Die viel grö­ßere Frage, die sich viele in Frank­furt der­zeit stellen: Was nützt einem Trainer Zeit, wenn er nicht die rich­tigen Spieler für seine Spiel­idee hat? Im Ein­tracht-Kader fehlen schnelle Mit­tel­feld­spieler genauso wie Ver­tei­diger, die das Spiel mit ver­ti­kalen Pässen eröffnen können. Aus­ge­rechnet der wen­dige und Pres­sing-starke Ante Rebic, wohl der pas­sendste Hütter-Spieler im Ein­tracht-Kader, fehlt der­zeit ver­letzt.

Hütter selbst hat eine wei­tere Bau­stelle eröffnet: Mit Marc Sten­dera, Marco Fabian, Simon Falette und Branimir Hrgota sor­tierte er gleich vier Spieler aus, die nicht zu seinem schnellen Tem­po­fuß­ball passen. Inhalt­lich stimmt Hüt­ters Ana­lyse. Dass die Ein­tracht diese Spieler in der Trans­fer­pe­riode nicht ver­kauft bekommt, könnte jedoch für Spreng­stoff inner­halb der Mann­schaft sorgen.

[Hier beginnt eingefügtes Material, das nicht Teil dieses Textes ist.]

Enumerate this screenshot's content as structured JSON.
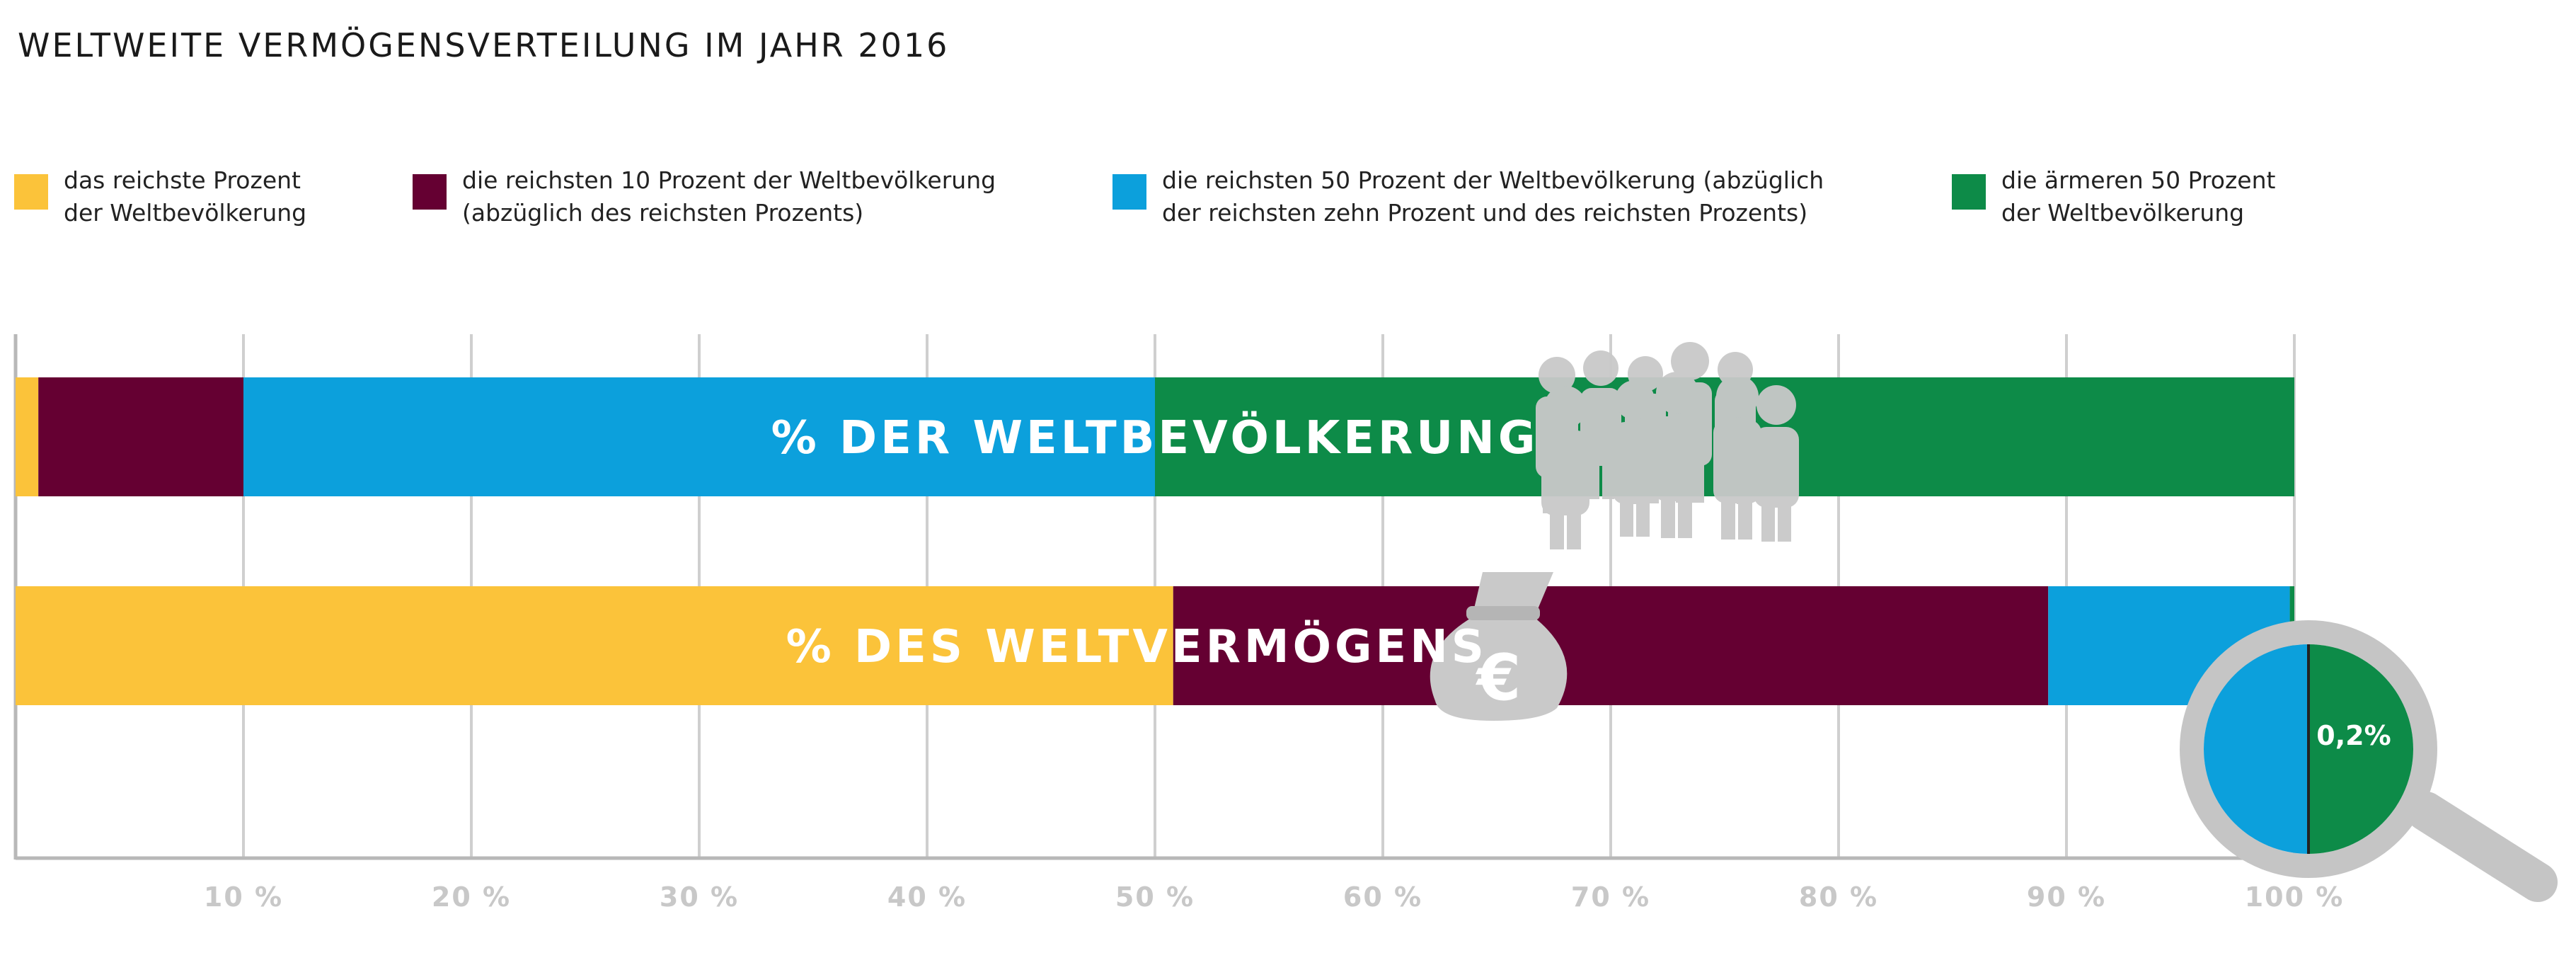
{
  "chart_data": {
    "type": "bar",
    "orientation": "horizontal-stacked",
    "title": "WELTWEITE VERMÖGENSVERTEILUNG IM JAHR 2016",
    "xlim": [
      0,
      100
    ],
    "x_ticks": [
      "10 %",
      "20 %",
      "30 %",
      "40 %",
      "50 %",
      "60 %",
      "70 %",
      "80 %",
      "90 %",
      "100 %"
    ],
    "legend": [
      {
        "key": "top1",
        "color": "#fbc33a",
        "lines": [
          "das reichste Prozent",
          "der Weltbevölkerung"
        ]
      },
      {
        "key": "top10",
        "color": "#650032",
        "lines": [
          "die reichsten 10 Prozent der Weltbevölkerung",
          "(abzüglich des reichsten Prozents)"
        ]
      },
      {
        "key": "top50",
        "color": "#0ca0dc",
        "lines": [
          "die reichsten 50 Prozent der Weltbevölkerung (abzüglich",
          "der reichsten zehn Prozent und des reichsten Prozents)"
        ]
      },
      {
        "key": "bottom50",
        "color": "#0d8b48",
        "lines": [
          "die ärmeren 50 Prozent",
          "der Weltbevölkerung"
        ]
      }
    ],
    "series": [
      {
        "name": "% DER WELTBEVÖLKERUNG",
        "segments": [
          1,
          9,
          40,
          50
        ]
      },
      {
        "name": "% DES WELTVERMÖGENS",
        "segments": [
          50.8,
          38.4,
          10.6,
          0.2
        ]
      }
    ],
    "annotation": {
      "label": "0,2%",
      "left_color": "#0ca0dc",
      "right_color": "#0d8b48"
    }
  }
}
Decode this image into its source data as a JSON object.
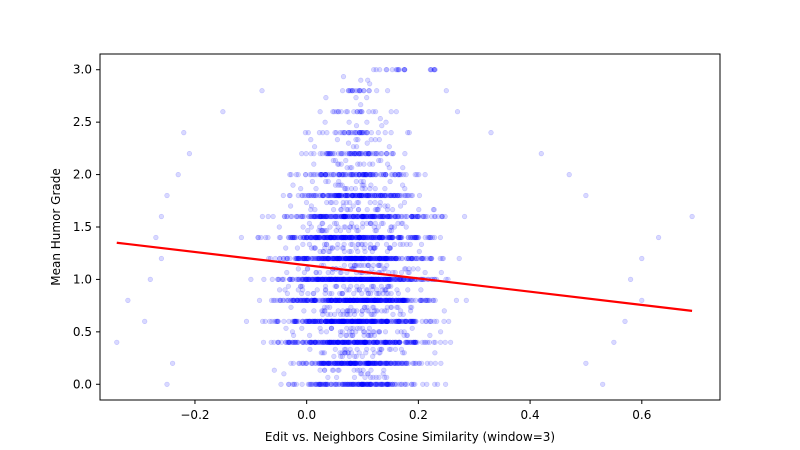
{
  "chart_data": {
    "type": "scatter",
    "title": "",
    "xlabel": "Edit vs. Neighbors Cosine Similarity (window=3)",
    "ylabel": "Mean Humor Grade",
    "xlim": [
      -0.37,
      0.74
    ],
    "ylim": [
      -0.15,
      3.15
    ],
    "x_ticks": [
      -0.2,
      0.0,
      0.2,
      0.4,
      0.6
    ],
    "x_tick_labels": [
      "−0.2",
      "0.0",
      "0.2",
      "0.4",
      "0.6"
    ],
    "y_ticks": [
      0.0,
      0.5,
      1.0,
      1.5,
      2.0,
      2.5,
      3.0
    ],
    "y_tick_labels": [
      "0.0",
      "0.5",
      "1.0",
      "1.5",
      "2.0",
      "2.5",
      "3.0"
    ],
    "grid": false,
    "legend": "none",
    "point_color": "#0000ff",
    "point_alpha": 0.15,
    "trend_color": "#ff0000",
    "point_rows": [
      {
        "y": 0.0,
        "x_min": -0.25,
        "x_max": 0.53
      },
      {
        "y": 0.2,
        "x_min": -0.24,
        "x_max": 0.5
      },
      {
        "y": 0.4,
        "x_min": -0.34,
        "x_max": 0.55
      },
      {
        "y": 0.6,
        "x_min": -0.29,
        "x_max": 0.57
      },
      {
        "y": 0.8,
        "x_min": -0.32,
        "x_max": 0.6
      },
      {
        "y": 1.0,
        "x_min": -0.28,
        "x_max": 0.58
      },
      {
        "y": 1.2,
        "x_min": -0.26,
        "x_max": 0.6
      },
      {
        "y": 1.4,
        "x_min": -0.27,
        "x_max": 0.63
      },
      {
        "y": 1.6,
        "x_min": -0.26,
        "x_max": 0.69
      },
      {
        "y": 1.8,
        "x_min": -0.25,
        "x_max": 0.5
      },
      {
        "y": 2.0,
        "x_min": -0.23,
        "x_max": 0.47
      },
      {
        "y": 2.2,
        "x_min": -0.21,
        "x_max": 0.42
      },
      {
        "y": 2.4,
        "x_min": -0.22,
        "x_max": 0.33
      },
      {
        "y": 2.6,
        "x_min": -0.15,
        "x_max": 0.27
      },
      {
        "y": 2.8,
        "x_min": -0.08,
        "x_max": 0.25
      },
      {
        "y": 3.0,
        "x_min": 0.12,
        "x_max": 0.23
      }
    ],
    "trend_line": {
      "x": [
        -0.34,
        0.69
      ],
      "y": [
        1.35,
        0.7
      ]
    }
  }
}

Wie fle­xibel ist Hütter wirk­lich?

Immerhin: Die drei Punkte in Frei­burg geben Hütter zunächst einmal etwas Zeit, in Ruhe seine Mann­schaft wei­ter­zu­ent­wi­ckeln. Die Frage lautet nun: Wie nutzt Hütter diese Zeit? Hütter mag zwar eine feste Spiel­phi­lo­so­phie ver­folgen. Im Laufe seiner Kar­riere ist er dabei aber immer Kom­pro­misse ein­ge­gangen. Er gehört nicht zu der Alles oder nichts“-Fraktion um Trainer wie Peter Bosz oder Alex­ander Zor­niger. Gut mög­lich, dass Hütter in den kom­menden Wochen neue tak­ti­sche Vari­anten aus­packt; sei es ein 4 – 3‑3-System oder die Wie­der­be­le­bung der im Supercup so wenig erfolg­rei­chen Fün­fer­kette.

Nur eins ist klar: 22 Schüsse sollten sie so schnell nicht mehr zulassen. Nicht jedes Team trinkt so wenig Ziel­wasser wie der SC Frei­burg.